Voltage dependence of transepithelial guanidine permeation across Caco-2 epithelia allows determination of the paracellular flux component

Purpose. The aim of this study was to investigate transepithelial ionic permeation via the paracellular pathway of human Caco-2 epithelial monolayers and its contribution to absorption of the base guanidine. Methods. Confluent monolayers of Caco-2 epithelial cells were mounted in Ussing chambers and the transepithelial conductance and electrical potential difference (p.d.) determined after NaCl dilution or medium Na substitution (bi-ionic conditions). Guanidine absorption was measured transepithelial potential gradients using bi-ionic p.d.'s. Results. Basal NaCl replacement with mannitol gives a transepithelial dilution p.d. of 28.0 +/- 3.1 mV basal Solution electropositive (P-Cl/P-Na - 0.34).

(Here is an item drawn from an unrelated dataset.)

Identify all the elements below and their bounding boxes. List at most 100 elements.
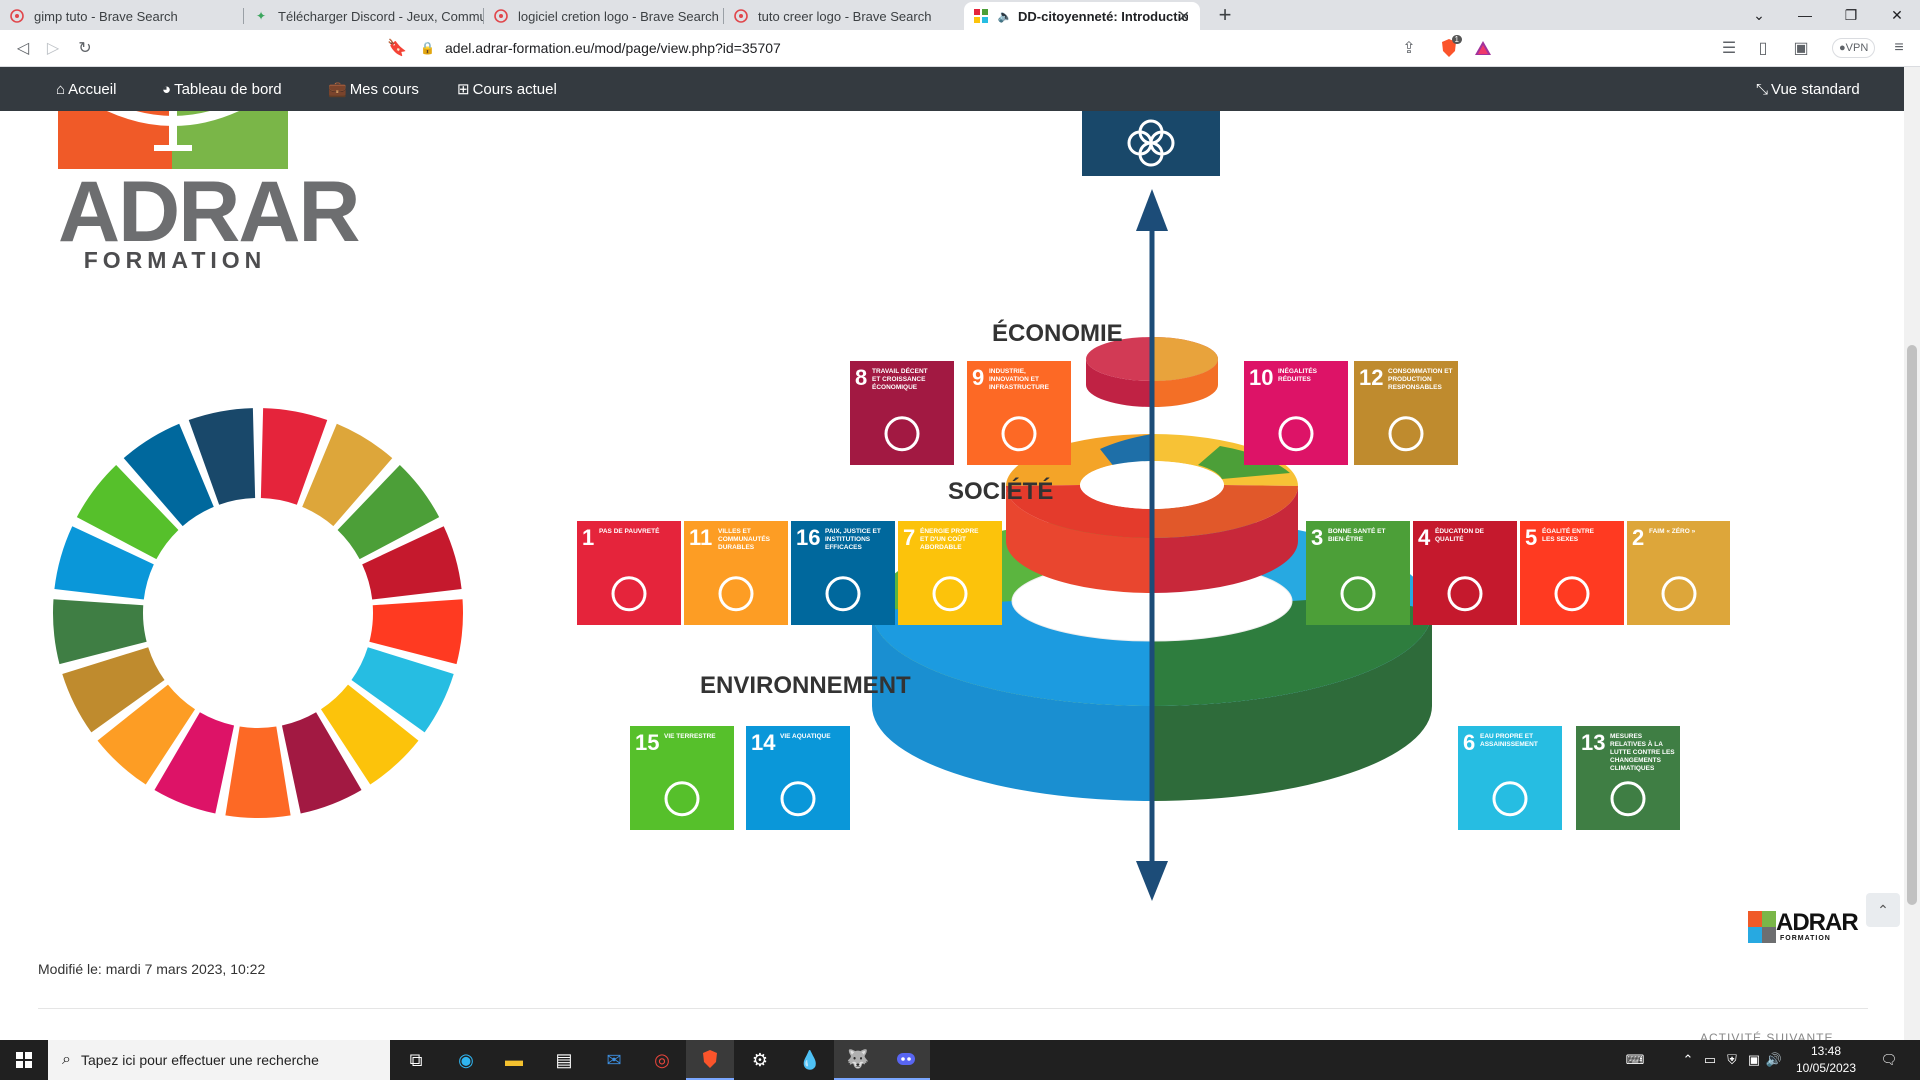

Bi-ionic p.d.'s (basal replacements) indicate a cation selectivity of NH4+ > K+similar to Cs+ > Na+ > Li+ > tetraethylammonium(+) > N-methyl-D-glucamine+similar to choline(+). Transepithelial conductances show good correspondence with bi-ionic potential data. Guanidine J(a-b) was markedly sensitive to imposed transepithelial potential difference. The ratio of guanidine to mannitol permeability (measured simultaneously) increased from 3.6 in the absence of an imposed p.d. to 13.8 (basolateral negative p.d.). Conclusions. Hydrated monovalent ions preferentially permeate the paracellular pathway (Eisenman sequence 2 or 3). Guanidine may access the paracellular pathway because absorptive flux is sensitive to the transepithelial potential difference. An alternative method to assess paracellular-mediated flux of charged organic molecules is suggested.